A pot experiment was conducted to evaluate the phytoremediation efficacies of seven weed plant species, viz., Bidens pilosa L., Chenopodium album L., Malvastrum coromandelianum L., Garcke, Oxalis corniculata L., Parthenium hysterophorus L. (an invasive species), Polypogon monspeliensis L., and Rumex dentatus L., against heavy metals like chromium (Cr) and Nickel (Ni). These metals were administered in dose ranges from 10 to 40 mg CrNO3 and 10 to 50 mg NiNO3 kg- 1 soil. Biochemical parameters like total chlorophyll, carotenoids, protein, and proline contents were measured against metal stress. Uptake parameters, viz., bioconcentration factor (BCF), bioaccumulation coefficient (BAC), and translocation factor (TF), were also evaluated. Remediation potential of experimental plants was judged based on tolerance index (TI). All plants, when treated with Ni10-20 and Cr10 enhanced total chlorophyll and carotenoid contents. Increase in contamination and enrichment ratio caused a toxic response to plants up to some extent.

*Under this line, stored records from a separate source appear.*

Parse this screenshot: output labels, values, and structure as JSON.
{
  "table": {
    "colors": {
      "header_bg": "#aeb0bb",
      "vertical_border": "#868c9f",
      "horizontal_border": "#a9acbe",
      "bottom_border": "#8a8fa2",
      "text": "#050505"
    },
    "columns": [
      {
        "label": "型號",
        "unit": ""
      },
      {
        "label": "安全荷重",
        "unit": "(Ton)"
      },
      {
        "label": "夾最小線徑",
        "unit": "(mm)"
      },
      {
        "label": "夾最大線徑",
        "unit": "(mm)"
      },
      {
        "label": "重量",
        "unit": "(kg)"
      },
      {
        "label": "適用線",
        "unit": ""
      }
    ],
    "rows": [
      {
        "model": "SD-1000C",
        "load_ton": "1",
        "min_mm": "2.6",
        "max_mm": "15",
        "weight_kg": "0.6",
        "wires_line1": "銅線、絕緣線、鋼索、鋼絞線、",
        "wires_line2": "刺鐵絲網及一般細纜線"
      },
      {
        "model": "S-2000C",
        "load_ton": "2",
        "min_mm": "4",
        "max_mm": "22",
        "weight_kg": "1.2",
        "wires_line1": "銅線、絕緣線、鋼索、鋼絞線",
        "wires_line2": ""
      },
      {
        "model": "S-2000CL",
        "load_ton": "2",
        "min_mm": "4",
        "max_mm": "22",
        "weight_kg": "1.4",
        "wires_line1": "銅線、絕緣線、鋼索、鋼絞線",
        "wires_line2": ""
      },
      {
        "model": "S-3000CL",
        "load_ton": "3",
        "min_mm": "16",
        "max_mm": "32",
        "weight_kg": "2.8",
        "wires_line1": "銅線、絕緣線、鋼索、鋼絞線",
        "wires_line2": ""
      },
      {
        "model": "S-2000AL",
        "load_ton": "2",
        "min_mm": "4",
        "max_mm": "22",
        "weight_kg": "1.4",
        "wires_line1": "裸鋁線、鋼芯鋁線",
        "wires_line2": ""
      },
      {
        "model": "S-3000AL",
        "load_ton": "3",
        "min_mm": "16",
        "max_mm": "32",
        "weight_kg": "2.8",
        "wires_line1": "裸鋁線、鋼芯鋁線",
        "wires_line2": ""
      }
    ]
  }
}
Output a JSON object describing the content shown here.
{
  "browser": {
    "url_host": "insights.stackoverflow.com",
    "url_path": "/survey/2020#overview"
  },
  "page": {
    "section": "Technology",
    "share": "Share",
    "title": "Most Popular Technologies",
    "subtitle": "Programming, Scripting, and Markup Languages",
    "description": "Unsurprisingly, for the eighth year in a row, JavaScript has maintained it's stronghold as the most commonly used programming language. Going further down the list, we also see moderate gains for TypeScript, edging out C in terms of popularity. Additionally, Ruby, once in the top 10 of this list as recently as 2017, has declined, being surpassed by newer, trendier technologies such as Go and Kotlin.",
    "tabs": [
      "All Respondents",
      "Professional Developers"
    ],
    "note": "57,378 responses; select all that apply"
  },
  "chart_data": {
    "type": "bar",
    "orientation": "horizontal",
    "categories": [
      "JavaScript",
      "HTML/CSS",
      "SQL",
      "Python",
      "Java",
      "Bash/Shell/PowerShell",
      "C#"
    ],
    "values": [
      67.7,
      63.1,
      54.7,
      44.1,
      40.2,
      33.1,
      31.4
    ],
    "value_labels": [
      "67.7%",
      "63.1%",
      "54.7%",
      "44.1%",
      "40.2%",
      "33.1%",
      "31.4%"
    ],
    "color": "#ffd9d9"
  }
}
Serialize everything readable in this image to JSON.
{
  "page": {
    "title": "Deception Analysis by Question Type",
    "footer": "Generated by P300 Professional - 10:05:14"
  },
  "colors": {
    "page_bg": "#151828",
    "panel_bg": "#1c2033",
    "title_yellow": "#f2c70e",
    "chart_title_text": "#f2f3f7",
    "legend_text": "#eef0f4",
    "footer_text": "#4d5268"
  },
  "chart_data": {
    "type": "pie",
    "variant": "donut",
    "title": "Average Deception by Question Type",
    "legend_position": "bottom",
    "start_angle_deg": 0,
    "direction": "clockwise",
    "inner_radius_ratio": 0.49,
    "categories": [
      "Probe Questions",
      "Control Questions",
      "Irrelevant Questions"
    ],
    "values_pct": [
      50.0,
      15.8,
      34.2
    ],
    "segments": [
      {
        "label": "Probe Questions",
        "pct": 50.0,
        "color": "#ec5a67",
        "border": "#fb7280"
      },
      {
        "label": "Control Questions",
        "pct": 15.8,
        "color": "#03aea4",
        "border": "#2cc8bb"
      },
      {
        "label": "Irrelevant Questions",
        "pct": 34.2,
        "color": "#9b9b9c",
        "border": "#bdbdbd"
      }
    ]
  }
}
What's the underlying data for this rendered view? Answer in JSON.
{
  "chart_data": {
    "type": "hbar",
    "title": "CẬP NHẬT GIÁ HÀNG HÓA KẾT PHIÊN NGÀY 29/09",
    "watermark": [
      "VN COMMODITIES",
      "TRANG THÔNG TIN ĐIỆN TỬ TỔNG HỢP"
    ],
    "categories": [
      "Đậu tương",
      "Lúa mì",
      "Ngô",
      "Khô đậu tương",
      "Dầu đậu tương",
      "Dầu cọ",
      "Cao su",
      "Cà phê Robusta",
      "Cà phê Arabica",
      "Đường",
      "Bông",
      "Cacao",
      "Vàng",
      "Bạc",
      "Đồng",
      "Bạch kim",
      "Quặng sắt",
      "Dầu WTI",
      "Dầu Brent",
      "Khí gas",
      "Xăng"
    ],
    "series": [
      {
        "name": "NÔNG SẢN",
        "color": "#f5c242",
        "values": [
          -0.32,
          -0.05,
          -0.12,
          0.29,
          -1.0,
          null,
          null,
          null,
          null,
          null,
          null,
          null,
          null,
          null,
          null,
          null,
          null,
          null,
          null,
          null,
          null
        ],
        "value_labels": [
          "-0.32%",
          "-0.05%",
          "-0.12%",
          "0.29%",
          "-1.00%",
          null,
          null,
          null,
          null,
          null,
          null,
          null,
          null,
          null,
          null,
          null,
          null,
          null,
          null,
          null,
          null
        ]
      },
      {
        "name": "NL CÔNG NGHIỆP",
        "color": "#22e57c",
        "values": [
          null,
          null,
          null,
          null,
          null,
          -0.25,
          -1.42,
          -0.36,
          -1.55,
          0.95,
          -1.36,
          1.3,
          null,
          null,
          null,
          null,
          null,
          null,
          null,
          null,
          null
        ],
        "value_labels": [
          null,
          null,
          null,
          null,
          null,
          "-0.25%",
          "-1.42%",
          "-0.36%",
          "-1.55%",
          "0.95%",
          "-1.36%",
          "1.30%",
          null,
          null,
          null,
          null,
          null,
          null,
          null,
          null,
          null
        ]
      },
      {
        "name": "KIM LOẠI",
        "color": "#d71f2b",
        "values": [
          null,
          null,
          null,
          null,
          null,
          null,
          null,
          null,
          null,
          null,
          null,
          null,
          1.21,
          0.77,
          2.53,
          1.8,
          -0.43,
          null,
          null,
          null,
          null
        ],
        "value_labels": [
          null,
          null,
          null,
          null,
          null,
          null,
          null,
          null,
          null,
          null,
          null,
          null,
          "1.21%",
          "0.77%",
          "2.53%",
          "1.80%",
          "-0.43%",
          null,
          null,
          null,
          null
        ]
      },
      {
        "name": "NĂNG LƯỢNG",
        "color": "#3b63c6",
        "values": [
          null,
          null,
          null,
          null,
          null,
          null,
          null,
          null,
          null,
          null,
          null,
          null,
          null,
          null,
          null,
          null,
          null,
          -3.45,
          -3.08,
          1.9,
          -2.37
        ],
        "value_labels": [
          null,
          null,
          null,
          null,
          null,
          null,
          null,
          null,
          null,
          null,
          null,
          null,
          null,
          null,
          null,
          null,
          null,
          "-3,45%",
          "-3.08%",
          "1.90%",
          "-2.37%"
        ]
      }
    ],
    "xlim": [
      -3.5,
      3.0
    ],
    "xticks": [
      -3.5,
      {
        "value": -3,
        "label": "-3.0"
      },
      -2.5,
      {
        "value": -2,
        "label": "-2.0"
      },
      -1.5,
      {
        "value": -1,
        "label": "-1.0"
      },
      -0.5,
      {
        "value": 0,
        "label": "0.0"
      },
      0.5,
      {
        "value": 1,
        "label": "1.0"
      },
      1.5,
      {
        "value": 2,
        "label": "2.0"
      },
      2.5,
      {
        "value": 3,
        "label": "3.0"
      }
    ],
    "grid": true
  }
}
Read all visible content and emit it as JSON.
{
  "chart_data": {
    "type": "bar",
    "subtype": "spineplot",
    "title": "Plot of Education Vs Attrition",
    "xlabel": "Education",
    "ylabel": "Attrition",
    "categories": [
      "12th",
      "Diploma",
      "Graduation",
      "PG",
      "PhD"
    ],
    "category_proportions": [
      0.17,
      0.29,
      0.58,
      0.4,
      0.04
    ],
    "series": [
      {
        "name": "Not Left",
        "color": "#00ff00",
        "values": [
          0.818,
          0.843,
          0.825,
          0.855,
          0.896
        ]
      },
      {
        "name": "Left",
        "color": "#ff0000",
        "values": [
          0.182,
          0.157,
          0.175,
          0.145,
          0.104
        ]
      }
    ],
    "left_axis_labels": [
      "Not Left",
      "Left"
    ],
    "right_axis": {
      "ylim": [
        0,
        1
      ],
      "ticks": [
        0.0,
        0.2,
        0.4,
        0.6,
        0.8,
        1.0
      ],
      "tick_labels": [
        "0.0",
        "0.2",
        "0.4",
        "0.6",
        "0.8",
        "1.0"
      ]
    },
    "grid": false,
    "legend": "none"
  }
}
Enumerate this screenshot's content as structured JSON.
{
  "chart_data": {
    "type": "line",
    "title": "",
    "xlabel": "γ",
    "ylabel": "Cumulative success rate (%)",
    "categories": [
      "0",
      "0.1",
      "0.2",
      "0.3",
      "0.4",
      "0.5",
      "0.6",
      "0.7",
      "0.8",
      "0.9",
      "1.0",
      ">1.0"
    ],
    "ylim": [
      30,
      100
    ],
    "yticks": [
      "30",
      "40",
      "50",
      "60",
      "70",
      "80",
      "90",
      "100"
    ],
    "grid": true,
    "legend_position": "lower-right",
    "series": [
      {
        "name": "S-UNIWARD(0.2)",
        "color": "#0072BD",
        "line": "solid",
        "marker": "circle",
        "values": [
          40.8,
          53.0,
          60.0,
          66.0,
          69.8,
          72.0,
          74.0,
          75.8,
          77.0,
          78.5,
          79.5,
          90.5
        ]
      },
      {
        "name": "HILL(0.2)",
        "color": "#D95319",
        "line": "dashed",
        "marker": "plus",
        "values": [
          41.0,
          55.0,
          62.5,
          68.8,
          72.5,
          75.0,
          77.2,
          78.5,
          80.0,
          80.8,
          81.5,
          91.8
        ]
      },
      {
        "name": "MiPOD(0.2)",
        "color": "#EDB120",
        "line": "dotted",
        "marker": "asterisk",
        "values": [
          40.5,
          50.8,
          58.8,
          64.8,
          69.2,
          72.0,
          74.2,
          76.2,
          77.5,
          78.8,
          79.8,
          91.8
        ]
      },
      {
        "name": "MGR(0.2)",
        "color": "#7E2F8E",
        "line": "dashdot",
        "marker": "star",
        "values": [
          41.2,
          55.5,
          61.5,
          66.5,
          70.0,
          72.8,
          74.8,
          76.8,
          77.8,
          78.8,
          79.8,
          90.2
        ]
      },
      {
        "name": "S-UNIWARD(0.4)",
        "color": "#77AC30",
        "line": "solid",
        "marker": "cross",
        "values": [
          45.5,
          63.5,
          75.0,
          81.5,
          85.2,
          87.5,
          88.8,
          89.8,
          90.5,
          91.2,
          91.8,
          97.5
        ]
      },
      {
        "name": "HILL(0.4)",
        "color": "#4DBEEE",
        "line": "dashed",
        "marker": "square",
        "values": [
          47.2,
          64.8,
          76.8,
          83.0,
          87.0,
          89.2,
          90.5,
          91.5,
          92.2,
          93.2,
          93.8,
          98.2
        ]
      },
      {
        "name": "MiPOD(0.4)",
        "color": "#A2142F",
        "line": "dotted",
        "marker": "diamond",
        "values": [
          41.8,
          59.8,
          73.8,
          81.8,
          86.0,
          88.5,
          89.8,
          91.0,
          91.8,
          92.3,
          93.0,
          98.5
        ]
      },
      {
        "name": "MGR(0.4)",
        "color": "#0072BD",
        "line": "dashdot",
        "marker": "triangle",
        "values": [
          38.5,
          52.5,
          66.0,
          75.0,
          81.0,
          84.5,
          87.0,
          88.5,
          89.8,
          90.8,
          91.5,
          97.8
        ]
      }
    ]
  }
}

Ni and Cr stress decreased the protein content and increased proline content in a concentration-dependent manner. Plant species invariably showed high TI at the lowest dose and low TI at higher doses of both heavy metals. A significant increase in Cr and Ni accumulation, coupled with a high bioaccumulation coefficient, in roots and shoots of all seven species was observed as a response to Cr and Ni stress.